1. ## exponents: proofs

Prove (i) $x^{n}y^{n} = (xy)^{n}$ for nonzero real numbers $x,y$ and integers $n$

Prove (ii) $x^{m+n} = x^{m}x^{n}$ for nonzero real numbers $x$ and integers $m,n$.

Use the definition: $x^{-m} = \frac{1}{x^{m}}$ for $m > 0$.
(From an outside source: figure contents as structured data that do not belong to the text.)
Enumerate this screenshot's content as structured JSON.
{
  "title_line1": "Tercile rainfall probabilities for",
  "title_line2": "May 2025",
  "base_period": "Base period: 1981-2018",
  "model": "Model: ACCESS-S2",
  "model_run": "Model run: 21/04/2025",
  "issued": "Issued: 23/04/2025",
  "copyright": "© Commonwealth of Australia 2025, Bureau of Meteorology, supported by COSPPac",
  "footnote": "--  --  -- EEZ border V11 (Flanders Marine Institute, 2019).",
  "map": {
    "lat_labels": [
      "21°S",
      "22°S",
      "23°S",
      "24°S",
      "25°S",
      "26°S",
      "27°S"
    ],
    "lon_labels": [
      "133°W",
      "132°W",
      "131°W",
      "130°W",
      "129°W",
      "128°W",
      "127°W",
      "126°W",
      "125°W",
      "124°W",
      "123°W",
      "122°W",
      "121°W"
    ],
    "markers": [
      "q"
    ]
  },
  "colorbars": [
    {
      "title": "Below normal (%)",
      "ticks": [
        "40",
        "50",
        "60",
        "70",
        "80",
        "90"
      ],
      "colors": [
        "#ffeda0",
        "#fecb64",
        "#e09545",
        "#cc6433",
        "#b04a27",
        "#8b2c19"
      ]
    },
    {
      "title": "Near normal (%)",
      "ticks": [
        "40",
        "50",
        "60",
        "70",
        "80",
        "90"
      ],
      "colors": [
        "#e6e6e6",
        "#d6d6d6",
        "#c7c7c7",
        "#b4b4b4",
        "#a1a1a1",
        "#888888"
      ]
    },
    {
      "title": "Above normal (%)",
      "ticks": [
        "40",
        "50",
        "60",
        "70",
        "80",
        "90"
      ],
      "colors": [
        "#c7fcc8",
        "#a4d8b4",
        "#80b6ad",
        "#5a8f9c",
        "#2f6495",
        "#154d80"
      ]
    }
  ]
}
23. (i) Proof: We use induction on $n$ . Case #1: $n > 0$. Base case: For $n = 0$, $x^{0}y^{0} = 1 = (xy)^{0}$. Inductive step: Suppose now as inductive hypothesis that $x^{k}y^{k} = (xy)^{k}$ for any real numbers $x, y$ and for a non-negative integers $n$. Then $xy(x^{k}y^{k}) = x^{k+1}y^{k+1} = xy(xy)^{k} = (xy)^{k+1}$. Case #2: $n < 0$. Base case: For $n = 0$, $\frac{1}{x^{0}}\frac{1}{y^{0}} = \frac{1}{(xy)^{0}} = 1$ for $n > 0$. Suppose now as induction hypothesis that $\frac{1}{x^{k}}\frac{1}{y^{k}} = \frac{1}{(xy)^{k}}$ for some positive integer $k$. Then $\frac{1}{xy}\frac{1}{x^{k}}\frac{1}{y^{k}} = \frac{1}{x^{k+1}}\frac{1}{y^{k+1}} = \frac{1}{xy}\frac{1}{(xy)^{k}} = \frac{1}{(xy)^{k+1}}$. Conclusion: Hence, by induction, $x^{n}y^{n} = (xy)^{n}$ for any real numbers $x, y$ and for integers $n$. $\square$

(ii) Proof: We use induction on $n$. Case #1: $m,n > 0$. Base case: For $n = 0$, $x^{m+0} = x^{m} = x^{m}x^{0}$. Inductive step: Suppose now as inductive hypothesis that $x^{m+k} = x^{m}x^{k}$ for any real numbers $x,y$ and for non-negative integers $m,n$. Then $x \cdot x^{m+k} = x^{m+k+1} = x\cdot x^{m}x^{k} = x^{m}x^{k+1}$. Case #2: $m,n < 0$. Base case: For $n = 0$, $\frac{1}{x^{n}} = \frac{1}{x^{n}}$. Inductive step: Suppose now as inductive hypothesis that $\frac{1}{x^{m+k}} = \frac{1}{x^{m}x^{k}}$ for some positive integer $k$. Then $\frac{1}{x}\frac{1}{x^{m+k}} = \frac{1}{x^{m+k+1}} = \frac{1}{x}\frac{1}{x^{m}x^{k}} = \frac{1}{x^{m}x^{k+1}}$. Case #3: $m >0, n< 0$. Base case: For $n = 0$, $x^m = x^m$. (a) $x^{m+n} > 0$ or (b) $x^{m+n} < 0$. Inductive step: If (a), then suppose as inductive hypothesis that $x^{m+k} = \frac{x^{m}}{x^{k}}$. Then $x \cdot x^{m+k} = x^{m+k+1} = x \cdot \frac{x^{m}}{x^{k}} = \frac{x^{m+1}}{x^{k}} = \frac{x^{m}}{x^{k+1}}$. Conclusion: Hence, by induction, $x^{m+n} = x^{m}x^{n}$ for any real numbers $x$ and for $m,n$. $\square$

For (ii) am I considering the cases correctly? Am I doing this incorrectly?

Thanks

2. They look good to me.

-Dan